The code coverage report will display aggregate line coverage results as well as allow you to drill down and visualize the individual lines that were covered--0 for not covered and 1 for covered.

lcov-report

As can be seen, visualizing line code coverage for a target application can be both extremely valuable and highly readable.

Summary

The three coverage files available for download and analysis from Mayhem are the block_coverage.drcov, func_coverage.json, and line_coverage.lcov files, each describing aggregate code coverage from different perspectives--at the block, function, and source code levels, respectively.

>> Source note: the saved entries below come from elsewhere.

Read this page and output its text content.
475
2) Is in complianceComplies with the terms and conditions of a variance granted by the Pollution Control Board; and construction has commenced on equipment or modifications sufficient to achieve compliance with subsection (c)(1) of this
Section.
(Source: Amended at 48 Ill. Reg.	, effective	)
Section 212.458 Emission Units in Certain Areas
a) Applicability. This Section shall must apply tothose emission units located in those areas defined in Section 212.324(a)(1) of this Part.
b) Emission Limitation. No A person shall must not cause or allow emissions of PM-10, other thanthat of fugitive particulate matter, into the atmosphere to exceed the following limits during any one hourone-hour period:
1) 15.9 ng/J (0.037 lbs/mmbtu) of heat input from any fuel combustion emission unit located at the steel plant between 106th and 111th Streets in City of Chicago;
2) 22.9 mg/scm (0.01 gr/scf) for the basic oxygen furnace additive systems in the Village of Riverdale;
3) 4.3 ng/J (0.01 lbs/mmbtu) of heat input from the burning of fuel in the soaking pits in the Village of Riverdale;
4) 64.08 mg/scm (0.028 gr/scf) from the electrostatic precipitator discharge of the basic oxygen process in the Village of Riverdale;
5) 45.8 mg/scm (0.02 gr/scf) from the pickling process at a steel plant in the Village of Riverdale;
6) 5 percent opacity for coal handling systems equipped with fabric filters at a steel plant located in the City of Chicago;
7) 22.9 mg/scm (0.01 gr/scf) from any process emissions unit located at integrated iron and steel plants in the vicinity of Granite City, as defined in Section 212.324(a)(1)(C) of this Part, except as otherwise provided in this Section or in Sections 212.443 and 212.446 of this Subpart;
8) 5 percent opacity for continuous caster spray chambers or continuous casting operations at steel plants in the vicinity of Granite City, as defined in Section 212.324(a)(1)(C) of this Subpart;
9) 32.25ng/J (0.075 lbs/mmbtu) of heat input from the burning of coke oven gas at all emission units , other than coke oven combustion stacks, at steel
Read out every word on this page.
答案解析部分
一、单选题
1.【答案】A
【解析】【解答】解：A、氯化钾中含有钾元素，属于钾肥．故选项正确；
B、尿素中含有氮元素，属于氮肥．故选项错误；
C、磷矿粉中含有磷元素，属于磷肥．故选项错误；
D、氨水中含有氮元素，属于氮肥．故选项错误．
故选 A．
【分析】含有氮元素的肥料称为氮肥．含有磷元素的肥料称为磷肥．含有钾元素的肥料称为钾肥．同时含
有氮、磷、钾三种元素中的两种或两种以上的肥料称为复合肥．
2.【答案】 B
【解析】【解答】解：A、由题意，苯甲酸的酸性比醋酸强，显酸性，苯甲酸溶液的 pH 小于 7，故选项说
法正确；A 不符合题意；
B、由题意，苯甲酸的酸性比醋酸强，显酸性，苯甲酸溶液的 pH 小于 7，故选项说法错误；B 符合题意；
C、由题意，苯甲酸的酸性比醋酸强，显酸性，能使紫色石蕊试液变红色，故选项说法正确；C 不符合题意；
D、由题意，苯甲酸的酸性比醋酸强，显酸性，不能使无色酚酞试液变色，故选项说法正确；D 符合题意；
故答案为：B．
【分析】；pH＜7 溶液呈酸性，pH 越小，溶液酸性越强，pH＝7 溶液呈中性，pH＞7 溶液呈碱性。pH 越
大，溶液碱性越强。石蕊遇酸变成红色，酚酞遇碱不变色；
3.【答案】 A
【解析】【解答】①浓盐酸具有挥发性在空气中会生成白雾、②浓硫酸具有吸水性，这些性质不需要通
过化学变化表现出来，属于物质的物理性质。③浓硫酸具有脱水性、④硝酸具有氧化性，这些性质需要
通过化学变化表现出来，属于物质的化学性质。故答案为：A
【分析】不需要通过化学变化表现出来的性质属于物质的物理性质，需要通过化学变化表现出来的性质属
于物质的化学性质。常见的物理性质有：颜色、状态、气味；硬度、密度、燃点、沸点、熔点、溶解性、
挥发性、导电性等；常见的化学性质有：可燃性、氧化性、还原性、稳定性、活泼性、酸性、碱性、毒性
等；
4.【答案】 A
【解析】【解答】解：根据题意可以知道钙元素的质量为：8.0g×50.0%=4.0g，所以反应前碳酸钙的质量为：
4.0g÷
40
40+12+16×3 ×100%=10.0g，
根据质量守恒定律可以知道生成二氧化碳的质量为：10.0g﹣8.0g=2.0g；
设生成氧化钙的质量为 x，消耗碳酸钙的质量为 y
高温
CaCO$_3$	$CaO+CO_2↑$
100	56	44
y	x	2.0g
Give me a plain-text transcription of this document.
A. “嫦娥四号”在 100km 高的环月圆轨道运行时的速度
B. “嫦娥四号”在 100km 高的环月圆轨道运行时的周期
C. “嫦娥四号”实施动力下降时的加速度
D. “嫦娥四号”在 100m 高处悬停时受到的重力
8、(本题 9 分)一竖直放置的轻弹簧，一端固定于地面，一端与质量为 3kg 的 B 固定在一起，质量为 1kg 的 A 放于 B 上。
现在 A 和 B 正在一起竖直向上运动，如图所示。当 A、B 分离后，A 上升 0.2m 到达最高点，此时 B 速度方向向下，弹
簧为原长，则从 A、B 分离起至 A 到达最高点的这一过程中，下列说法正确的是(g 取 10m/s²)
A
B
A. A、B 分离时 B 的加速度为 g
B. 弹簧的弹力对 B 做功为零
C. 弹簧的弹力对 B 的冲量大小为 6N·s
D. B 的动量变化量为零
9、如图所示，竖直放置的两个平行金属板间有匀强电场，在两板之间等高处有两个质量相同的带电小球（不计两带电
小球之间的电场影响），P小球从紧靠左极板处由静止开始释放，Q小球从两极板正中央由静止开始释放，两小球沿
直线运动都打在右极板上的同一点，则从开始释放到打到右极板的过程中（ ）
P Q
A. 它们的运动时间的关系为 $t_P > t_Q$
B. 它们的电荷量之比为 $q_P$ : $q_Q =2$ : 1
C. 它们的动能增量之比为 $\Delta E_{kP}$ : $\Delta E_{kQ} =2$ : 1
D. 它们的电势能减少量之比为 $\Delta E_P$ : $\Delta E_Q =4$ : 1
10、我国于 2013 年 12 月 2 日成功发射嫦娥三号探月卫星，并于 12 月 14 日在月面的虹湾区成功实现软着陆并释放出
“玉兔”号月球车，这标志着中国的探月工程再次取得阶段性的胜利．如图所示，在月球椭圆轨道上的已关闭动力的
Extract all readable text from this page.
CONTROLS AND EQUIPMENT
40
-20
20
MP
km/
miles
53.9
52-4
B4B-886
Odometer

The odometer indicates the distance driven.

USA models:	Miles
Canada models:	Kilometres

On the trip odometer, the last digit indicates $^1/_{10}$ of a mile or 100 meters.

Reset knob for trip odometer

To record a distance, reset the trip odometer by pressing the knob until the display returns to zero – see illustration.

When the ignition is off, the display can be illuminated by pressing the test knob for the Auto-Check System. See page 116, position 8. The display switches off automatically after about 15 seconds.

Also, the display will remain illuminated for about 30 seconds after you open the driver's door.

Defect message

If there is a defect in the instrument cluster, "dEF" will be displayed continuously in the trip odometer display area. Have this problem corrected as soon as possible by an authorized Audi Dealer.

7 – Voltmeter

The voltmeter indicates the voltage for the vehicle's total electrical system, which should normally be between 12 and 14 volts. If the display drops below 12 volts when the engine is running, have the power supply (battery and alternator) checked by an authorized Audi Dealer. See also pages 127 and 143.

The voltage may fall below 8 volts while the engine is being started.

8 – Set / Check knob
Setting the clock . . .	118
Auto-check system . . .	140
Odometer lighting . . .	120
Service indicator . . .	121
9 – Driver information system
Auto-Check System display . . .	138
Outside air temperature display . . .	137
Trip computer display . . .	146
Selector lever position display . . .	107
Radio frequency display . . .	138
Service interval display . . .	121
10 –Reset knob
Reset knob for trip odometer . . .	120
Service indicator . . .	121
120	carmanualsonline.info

Lastly, the percentage of code coverage isn’t the end of the story. If a target is partly covered, you should consider whether the untested parts of the function indicate that an insufficient variety of input is reaching the function, or if there are simply parts of the code that will not execute under normal conditions (such as code for handling out-of-memory errors or network failures). Even if a function is 100% covered, there may be bug conditions that are possible, such as in the case of a divide-by-zero or NULL-pointer dereference. It is a matter of individual judgement when fuzzing covers a sufficient amount of code in testing, and is typically a weighing of the cost of additional fuzzing improvement vs the potential security or reliability impacts.

Knowing how to analyze these coverage files and taking into consideration the relevance of their results will allow you to make better fuzzing decisions when it comes to your target applications in Mayhem!